DIVERSITY OF CUCUMBER CHITINASE ISOFORMS AND CHARACTERIZATION OF ONE SEED BASIC CHITINASE WITH LYSOZYME ACTIVITY

Up to six bands with chitinase activity could be detected in seeds or young seedlings after native polyacrylamide gel electrophoretic (PAGE) separation of proteins at pH 8.9 in the Davis system. Two root-specific acidic chitinases were found between 2 and 11 days after germination. Up to eight bands with chitinase activity were observed after native PAGE separation of proteins at pH 4.3 in the Reisfeld system. Since one chitinase activity migrated with the lowest electrophoretic mobility in both polyacrylamide gel systems, a total of 13 chitinases could be found. Seeds (0, 1 and 2 days after germination) were the best source of basic chitinase activities.
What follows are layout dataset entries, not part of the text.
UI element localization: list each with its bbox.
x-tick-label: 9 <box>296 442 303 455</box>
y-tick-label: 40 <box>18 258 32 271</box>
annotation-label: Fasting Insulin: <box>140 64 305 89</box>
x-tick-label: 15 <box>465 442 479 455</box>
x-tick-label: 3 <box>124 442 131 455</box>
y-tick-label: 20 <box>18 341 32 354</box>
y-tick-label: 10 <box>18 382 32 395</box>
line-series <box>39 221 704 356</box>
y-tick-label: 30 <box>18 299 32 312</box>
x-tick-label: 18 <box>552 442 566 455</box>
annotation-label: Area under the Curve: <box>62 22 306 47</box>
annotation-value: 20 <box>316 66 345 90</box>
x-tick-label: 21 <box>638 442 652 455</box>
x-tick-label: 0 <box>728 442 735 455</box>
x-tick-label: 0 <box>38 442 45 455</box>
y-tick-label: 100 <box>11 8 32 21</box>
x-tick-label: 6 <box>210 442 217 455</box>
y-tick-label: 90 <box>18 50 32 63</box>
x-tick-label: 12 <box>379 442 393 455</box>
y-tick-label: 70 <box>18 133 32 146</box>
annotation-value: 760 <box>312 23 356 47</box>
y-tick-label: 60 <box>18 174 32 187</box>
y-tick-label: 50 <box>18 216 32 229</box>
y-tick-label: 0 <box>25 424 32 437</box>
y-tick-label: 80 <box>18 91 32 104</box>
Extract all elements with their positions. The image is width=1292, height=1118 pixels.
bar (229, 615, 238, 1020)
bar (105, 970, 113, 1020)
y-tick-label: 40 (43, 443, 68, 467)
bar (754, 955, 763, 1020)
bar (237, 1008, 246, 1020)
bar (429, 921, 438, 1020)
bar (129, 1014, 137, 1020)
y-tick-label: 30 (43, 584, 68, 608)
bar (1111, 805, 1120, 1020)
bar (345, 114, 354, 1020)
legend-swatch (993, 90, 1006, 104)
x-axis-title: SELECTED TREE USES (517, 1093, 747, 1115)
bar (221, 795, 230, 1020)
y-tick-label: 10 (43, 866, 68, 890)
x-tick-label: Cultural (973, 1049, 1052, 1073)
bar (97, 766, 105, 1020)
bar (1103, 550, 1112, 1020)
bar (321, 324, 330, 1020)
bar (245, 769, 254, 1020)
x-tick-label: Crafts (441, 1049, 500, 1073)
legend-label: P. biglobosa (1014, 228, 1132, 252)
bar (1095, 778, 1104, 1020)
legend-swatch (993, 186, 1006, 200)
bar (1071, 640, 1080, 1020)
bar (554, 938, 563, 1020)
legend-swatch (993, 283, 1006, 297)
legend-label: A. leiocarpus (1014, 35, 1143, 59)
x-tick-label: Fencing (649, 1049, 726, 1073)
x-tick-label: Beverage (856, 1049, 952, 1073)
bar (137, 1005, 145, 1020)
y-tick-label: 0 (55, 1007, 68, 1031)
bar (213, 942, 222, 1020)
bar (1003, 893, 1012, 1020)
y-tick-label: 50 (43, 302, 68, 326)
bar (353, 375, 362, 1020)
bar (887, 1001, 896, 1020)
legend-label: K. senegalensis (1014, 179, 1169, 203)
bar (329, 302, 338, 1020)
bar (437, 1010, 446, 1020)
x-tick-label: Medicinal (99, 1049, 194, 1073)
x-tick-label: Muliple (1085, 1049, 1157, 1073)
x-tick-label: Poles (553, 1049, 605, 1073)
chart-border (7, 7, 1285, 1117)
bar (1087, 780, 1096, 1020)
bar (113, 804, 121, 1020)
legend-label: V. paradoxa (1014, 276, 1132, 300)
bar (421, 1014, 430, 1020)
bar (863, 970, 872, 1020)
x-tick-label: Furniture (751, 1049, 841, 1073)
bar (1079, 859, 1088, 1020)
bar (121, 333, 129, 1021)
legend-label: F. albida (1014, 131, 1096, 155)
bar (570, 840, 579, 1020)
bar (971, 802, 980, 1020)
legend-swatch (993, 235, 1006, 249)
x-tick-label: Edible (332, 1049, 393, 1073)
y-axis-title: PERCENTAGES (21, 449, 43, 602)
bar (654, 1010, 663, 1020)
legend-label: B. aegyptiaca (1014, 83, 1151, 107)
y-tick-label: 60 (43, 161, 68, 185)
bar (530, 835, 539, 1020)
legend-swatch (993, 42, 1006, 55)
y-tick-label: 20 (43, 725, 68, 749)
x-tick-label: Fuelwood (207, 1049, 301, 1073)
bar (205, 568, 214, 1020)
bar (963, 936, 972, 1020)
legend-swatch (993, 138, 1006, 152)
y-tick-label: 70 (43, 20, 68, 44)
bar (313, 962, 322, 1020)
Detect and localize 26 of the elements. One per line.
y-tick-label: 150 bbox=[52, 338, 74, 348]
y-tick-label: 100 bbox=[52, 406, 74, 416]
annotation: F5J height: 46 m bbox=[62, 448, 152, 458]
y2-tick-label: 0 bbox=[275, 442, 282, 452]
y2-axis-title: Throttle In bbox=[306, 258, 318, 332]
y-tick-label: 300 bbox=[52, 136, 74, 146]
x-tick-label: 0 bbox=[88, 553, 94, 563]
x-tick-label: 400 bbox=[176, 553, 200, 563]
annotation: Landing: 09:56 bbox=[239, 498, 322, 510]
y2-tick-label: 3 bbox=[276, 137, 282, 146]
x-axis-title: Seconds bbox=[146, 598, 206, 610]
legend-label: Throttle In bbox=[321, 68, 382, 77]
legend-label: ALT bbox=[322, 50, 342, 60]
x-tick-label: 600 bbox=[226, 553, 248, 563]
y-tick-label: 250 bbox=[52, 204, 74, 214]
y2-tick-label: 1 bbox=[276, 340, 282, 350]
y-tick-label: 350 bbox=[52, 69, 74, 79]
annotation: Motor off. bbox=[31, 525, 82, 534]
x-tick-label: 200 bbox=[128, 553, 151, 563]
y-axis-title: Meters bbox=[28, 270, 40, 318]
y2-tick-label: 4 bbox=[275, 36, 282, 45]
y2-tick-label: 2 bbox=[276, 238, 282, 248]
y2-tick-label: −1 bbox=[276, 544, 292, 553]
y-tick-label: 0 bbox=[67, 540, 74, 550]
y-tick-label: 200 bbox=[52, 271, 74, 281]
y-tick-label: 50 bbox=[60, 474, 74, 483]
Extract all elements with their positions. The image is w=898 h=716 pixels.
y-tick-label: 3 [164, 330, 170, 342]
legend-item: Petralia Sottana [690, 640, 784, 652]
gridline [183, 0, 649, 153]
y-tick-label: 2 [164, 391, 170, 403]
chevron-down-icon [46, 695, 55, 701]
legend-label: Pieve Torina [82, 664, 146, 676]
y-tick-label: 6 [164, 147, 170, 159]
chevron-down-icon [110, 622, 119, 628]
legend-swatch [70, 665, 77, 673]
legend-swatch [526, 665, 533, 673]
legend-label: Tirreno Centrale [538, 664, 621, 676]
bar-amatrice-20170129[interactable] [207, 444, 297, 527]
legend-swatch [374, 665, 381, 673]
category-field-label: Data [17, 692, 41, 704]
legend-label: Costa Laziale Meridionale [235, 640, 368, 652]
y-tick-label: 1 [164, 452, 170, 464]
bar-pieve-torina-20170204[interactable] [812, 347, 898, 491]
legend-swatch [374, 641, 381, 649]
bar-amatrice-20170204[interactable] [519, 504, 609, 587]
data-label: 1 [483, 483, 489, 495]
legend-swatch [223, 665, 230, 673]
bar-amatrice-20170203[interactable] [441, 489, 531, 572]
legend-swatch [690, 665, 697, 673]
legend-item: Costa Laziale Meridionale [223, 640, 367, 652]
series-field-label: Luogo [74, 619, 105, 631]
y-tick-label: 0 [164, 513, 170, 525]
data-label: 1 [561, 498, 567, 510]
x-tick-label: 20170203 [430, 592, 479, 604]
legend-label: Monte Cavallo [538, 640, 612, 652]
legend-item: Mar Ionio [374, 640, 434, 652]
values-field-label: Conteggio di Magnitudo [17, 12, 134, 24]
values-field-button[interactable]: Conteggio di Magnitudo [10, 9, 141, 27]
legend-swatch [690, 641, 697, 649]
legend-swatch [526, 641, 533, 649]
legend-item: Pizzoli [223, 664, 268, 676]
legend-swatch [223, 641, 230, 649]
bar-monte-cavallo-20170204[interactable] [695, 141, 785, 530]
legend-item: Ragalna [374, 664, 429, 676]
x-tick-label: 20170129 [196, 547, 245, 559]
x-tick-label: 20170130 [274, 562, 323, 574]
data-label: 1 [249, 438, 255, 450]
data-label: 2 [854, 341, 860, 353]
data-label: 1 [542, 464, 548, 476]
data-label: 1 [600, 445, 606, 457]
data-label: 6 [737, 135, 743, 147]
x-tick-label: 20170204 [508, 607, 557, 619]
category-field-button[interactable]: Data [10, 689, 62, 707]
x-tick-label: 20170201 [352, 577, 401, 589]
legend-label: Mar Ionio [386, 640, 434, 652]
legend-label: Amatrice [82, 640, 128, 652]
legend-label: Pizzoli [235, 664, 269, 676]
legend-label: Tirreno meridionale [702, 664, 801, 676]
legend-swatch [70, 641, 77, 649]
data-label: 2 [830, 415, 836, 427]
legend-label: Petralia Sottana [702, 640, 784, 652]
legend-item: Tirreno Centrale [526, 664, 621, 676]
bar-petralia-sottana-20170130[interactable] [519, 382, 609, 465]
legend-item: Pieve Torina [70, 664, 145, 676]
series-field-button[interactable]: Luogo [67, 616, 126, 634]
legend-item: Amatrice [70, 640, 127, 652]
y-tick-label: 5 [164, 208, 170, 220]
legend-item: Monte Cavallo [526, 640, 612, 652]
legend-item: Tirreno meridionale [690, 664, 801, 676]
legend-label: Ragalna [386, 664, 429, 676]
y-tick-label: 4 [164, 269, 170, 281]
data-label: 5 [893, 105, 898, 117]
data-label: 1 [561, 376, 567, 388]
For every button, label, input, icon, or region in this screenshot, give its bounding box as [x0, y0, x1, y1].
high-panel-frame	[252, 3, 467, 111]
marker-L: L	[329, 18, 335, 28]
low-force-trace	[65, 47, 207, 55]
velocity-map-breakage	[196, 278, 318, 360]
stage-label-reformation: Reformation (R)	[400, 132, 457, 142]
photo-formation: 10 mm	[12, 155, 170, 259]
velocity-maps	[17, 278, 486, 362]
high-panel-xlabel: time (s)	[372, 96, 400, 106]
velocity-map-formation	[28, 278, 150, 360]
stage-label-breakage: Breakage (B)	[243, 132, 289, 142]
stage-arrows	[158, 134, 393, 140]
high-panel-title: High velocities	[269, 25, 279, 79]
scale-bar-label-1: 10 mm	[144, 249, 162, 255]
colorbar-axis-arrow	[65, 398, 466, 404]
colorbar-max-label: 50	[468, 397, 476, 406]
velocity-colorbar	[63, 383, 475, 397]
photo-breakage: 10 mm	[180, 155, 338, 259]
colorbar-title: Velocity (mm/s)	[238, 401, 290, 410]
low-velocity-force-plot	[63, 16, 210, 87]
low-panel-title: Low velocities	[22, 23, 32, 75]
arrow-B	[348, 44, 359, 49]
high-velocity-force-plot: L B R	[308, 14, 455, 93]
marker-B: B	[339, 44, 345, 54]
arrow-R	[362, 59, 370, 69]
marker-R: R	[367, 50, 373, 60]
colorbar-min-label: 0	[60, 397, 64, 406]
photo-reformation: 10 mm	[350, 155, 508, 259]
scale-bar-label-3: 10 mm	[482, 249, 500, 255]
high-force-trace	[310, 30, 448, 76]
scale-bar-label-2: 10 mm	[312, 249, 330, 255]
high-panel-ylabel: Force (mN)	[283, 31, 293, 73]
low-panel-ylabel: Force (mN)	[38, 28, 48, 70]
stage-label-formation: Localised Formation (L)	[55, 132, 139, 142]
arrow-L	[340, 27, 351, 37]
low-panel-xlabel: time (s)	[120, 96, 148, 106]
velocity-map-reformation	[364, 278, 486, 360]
The strongest activity had a relative mobility (Rm) value of 0.80 when compared to the mobility of purified hen egg white lysozyme set at 1.00. This activity (Rm 0.80) was partially purified by ammonium sulfate fractionation, ion-exchange chromatography and preparative PAGE. The enzyme had an estimated molecular weight of 27 000 after sodium dodecyl sulfate (SDS)-PAGE. It exhibited lysozyme activity as determined by lysis of Micrococcus cells. Its lysozyme activity was optimal at pH 4.5 and at low ionic strength. Its chitinase activity was typical of an endochitinase type as estimated by the relative efficiency of hydrolysis of 4-methylumbelliferyl-chitotriose versus 4-methylumbelliferyl-chitobiose Cucumber seeds thus contain a highly basic endochitinase/lysozyme which disappears almost completely 3 days after germination. The role of this seed hydrolase has yet to be determined. © 1990.